We backstab. I am so tired of hearing girls say horrible things about their best friends right after they leave the room. This goes for boys and girls obviously. It is human nature to find the dirt on people, not just female nature, but from my experiences it seems to be more female than male. Stop it. Just love. People are imperfect, every single one of us messes up. We know this. So be easy on each other, forgive quickly.

We are strong. Women are amazing. Think of your mother, your grandmother, your aunts, your friends. Think of all of the women that have gone through horrible, terrifying experiences and handled it with grace, courage, and strength. We must never confuse being strong with being unkind, or harsh. Speak your mind, say exactly what you believe, stand up for who you are, but let it always be kind and respectful. Kindness is the greatest form of strength.

We are nurturing. As women, we come here as nurtures. We have this beautiful ability to love, comfort, and provoke growth in another. Of course, some more than others, and yes, of course men can be loving, comforting, and nurturing as well. But think of the ability to nurture another, almost as a girl superpower. When another is hurting, drowning, scared, or lost, you have this unique and powerful ability to lift them up, to love them, to make them feel okay. Never be ashamed of this, or act to tough to do so. Help others grow, do not tear them down.

Band together. Never be scared of other girls. Dont back down or shy away because you feel that someone is prettier than you, or not pretty enough for you. Do not ever let yourself be afraid of someone else changing your image. Let them in. Empowered women, empower women, even if they think they have a better body, better hair, clothes, shoes, eyelashes, legs, or whatever it is. They empower women that dont get as much praise for their bodies, and that dont look like a girl that could be in a magazine, because they dont care. If you are an empowered woman, you do not place value in the look, size, shape, or praise in your body, or anyone elses. Stand together, build each other up. Celebrate one anothers victories, and do not allow yourself to feel bitterness or jealousy.

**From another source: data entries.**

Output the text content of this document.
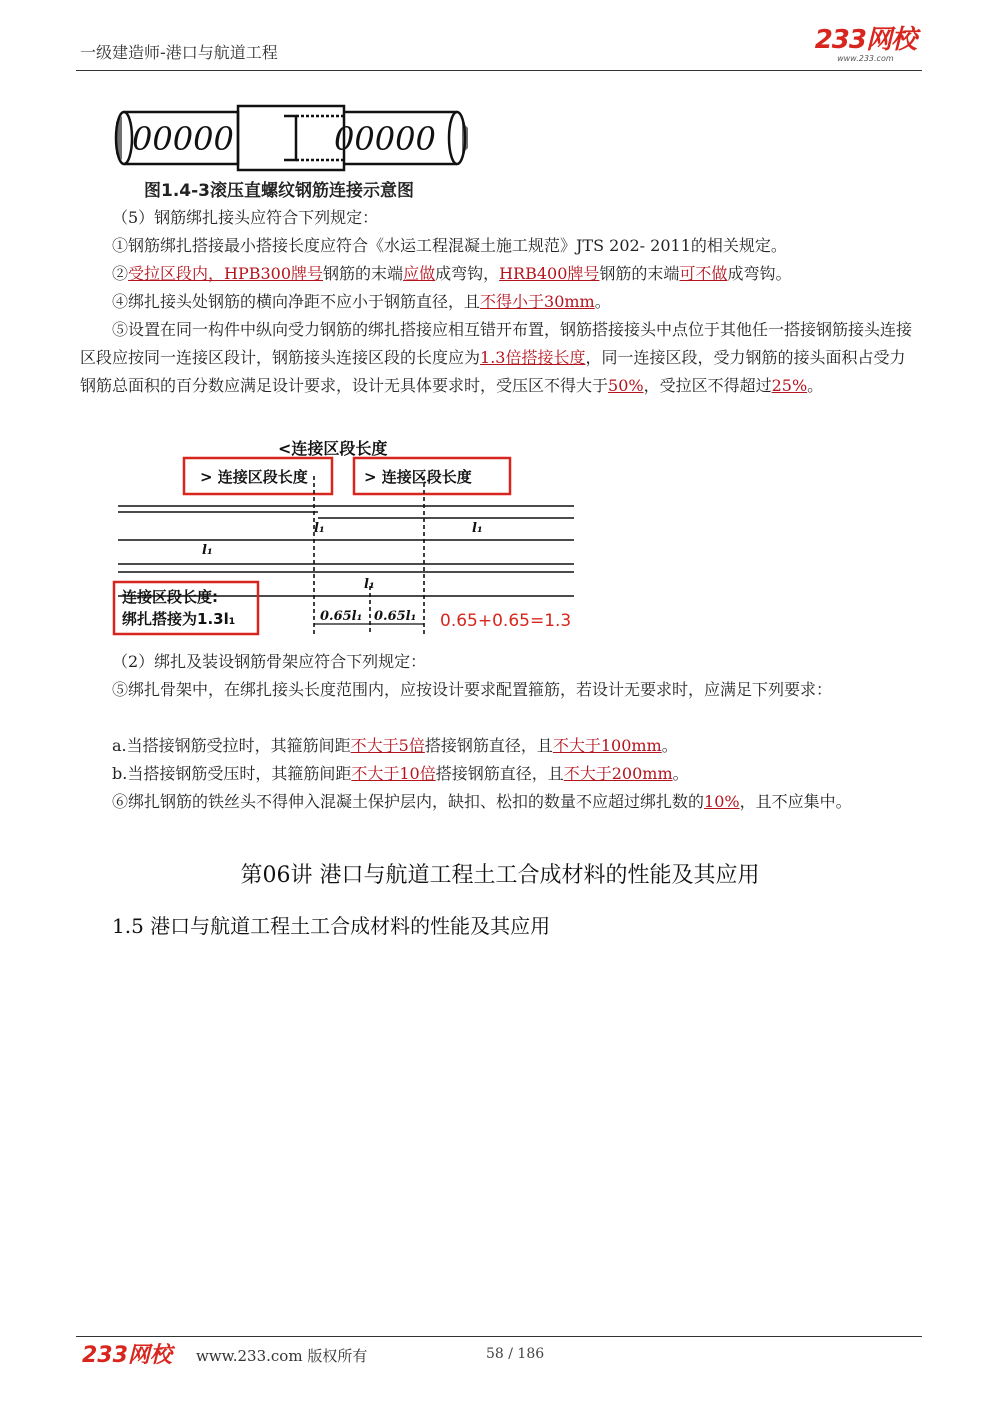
一级建造师-港口与航道工程	233网校
www.233.com
00000	00000
图1.4-3滚压直螺纹钢筋连接示意图
（5）钢筋绑扎接头应符合下列规定：
①钢筋绑扎搭接最小搭接长度应符合《水运工程混凝土施工规范》JTS 202- 2011的相关规定。
②受拉区段内，HPB300牌号钢筋的末端应做成弯钩，HRB400牌号钢筋的末端可不做成弯钩。
④绑扎接头处钢筋的横向净距不应小于钢筋直径，且不得小于30mm。
⑤设置在同一构件中纵向受力钢筋的绑扎搭接应相互错开布置，钢筋搭接接头中点位于其他任一搭接钢筋接头连接区段应按同一连接区段计，钢筋接头连接区段的长度应为1.3倍搭接长度，同一连接区段，受力钢筋的接头面积占受力钢筋总面积的百分数应满足设计要求，设计无具体要求时，受压区不得大于50%，受拉区不得超过25%。
<连接区段长度
> 连接区段长度	> 连接区段长度
l₁	l₁
l₁
l₁
连接区段长度:
绑扎搭接为1.3l₁	0.65l₁ 0.65l₁ 0.65+0.65=1.3
（2）绑扎及装设钢筋骨架应符合下列规定：
⑤绑扎骨架中，在绑扎接头长度范围内，应按设计要求配置箍筋，若设计无要求时，应满足下列要求：
a.当搭接钢筋受拉时，其箍筋间距不大于5倍搭接钢筋直径，且不大于100mm。
b.当搭接钢筋受压时，其箍筋间距不大于10倍搭接钢筋直径，且不大于200mm。
⑥绑扎钢筋的铁丝头不得伸入混凝土保护层内，缺扣、松扣的数量不应超过绑扎数的10%，且不应集中。
第06讲 港口与航道工程土工合成材料的性能及其应用
1.5 港口与航道工程土工合成材料的性能及其应用
233网校 www.233.com 版权所有	58 / 186
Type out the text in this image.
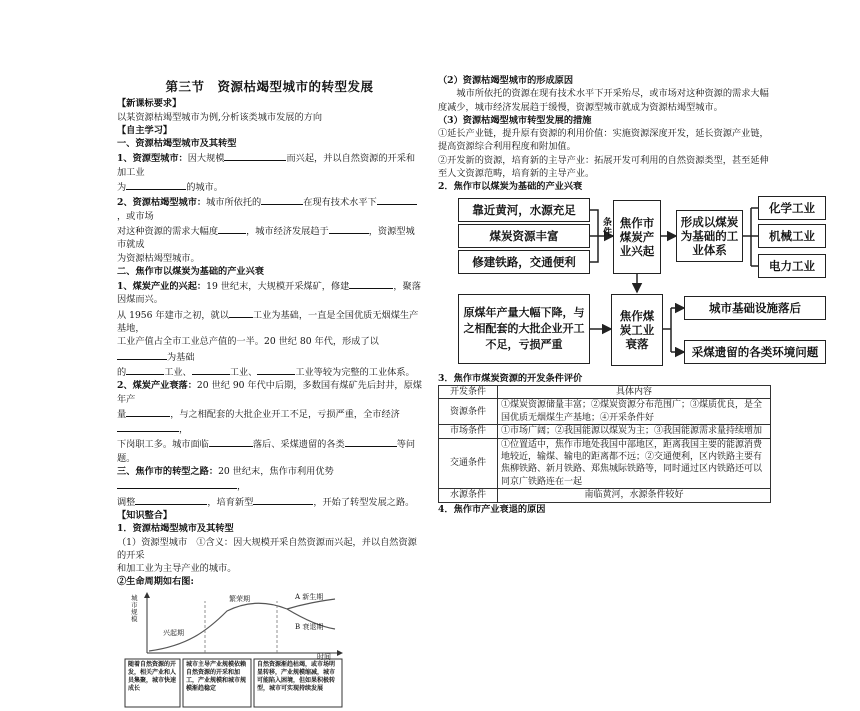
第三节　资源枯竭型城市的转型发展

【新课标要求】

以某资源枯竭型城市为例,分析该类城市发展的方向

【自主学习】

一、资源枯竭型城市及其转型

1、资源型城市：因大规模	而兴起，并以自然资源的开采和加工业

为	的城市。

2、资源枯竭型城市：城市所依托的	在现有技术水平下，或市场

对这种资源的需求大幅度	，城市经济发展趋于	，资源型城市就成

为资源枯竭型城市。

二、焦作市以煤炭为基础的产业兴衰

1、煤炭产业的兴起：19 世纪末，大规模开采煤矿，修建	，聚落因煤而兴。

从 1956 年建市之初，就以	工业为基础，一直是全国优质无烟煤生产基地，

工业产值占全市工业总产值的一半。20 世纪 80 年代，形成了以为基础

的	工业、	工业、	工业等较为完整的工业体系。

2、煤炭产业衰落：20 世纪 90 年代中后期，多数国有煤矿先后封井，原煤年产

量	，与之相配套的大批企业开工不足，亏损严重，全市经济，

下岗职工多。城市面临	落后、采煤遗留的各类	等问题。

三、焦作市的转型之路：20 世纪末，焦作市利用优势，

调整	，培育新型	，开始了转型发展之路。

【知识整合】

1．资源枯竭型城市及其转型

（1）资源型城市　①含义：因大规模开采自然资源而兴起，并以自然资源的开采

和加工业为主导产业的城市。

②生命周期如右图:

城市规模
兴起期
繁荣期	A 新生期
B 衰退期
时间
随着自然资源的开发，相关产业和人员集聚，城市快速成长
城市主导产业规模依赖自然资源的开采和加工，产业规模和城市规模渐趋稳定
自然资源渐趋枯竭，或市场明显转移，产业规模缩减，城市可能陷入困境，但如果积极转型，城市可实现持续发展

（2）资源枯竭型城市的形成原因

城市所依托的资源在现有技术水平下开采殆尽，或市场对这种资源的需求大幅度减少，城市经济发展趋于缓慢，资源型城市就成为资源枯竭型城市。

（3）资源枯竭型城市转型发展的措施

①延长产业链，提升原有资源的利用价值：实施资源深度开发，延长资源产业链，提高资源综合利用程度和附加值。

②开发新的资源，培育新的主导产业：拓展开发可利用的自然资源类型，甚至延伸至人文资源范畴，培育新的主导产业。

2．焦作市以煤炭为基础的产业兴衰

靠近黄河，水源充足
煤炭资源丰富
修建铁路，交通便利
条件
焦作市煤炭产业兴起
形成以煤炭为基础的工业体系
化学工业
机械工业
电力工业
原煤年产量大幅下降，与之相配套的大批企业开工不足，亏损严重
焦作煤炭工业衰落
城市基础设施落后
采煤遗留的各类环境问题

3．焦作市煤炭资源的开发条件评价

开发条件	具体内容
资源条件	①煤炭资源储量丰富；②煤炭资源分布范围广；③煤质优良，是全国优质无烟煤生产基地；④开采条件好
市场条件	①市场广阔；②我国能源以煤炭为主；③我国能源需求量持续增加
交通条件	①位置适中，焦作市地处我国中部地区，距离我国主要的能源消费地较近，输煤、输电的距离都不远；②交通便利，区内铁路主要有焦柳铁路、新月铁路、郑焦城际铁路等，同时通过区内铁路还可以同京广铁路连在一起
水源条件	南临黄河，水源条件较好

4．焦作市产业衰退的原因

We need each other. Be a friend. Love each other. Just forgive, get over it. Bitterness and begrudgement will destroy an irreplaceable friendship. We should be there for each other, always and forever. We get hurt by boys, we get down on ourselves, we get emotional about good things and bad things. We literally bleed together. We need to be there for each other. We need to be one anothers protectors, supporters, and safe houses.

We are strong. We are one. We have come so far. Lets love, and help each other grow to our highest capacity.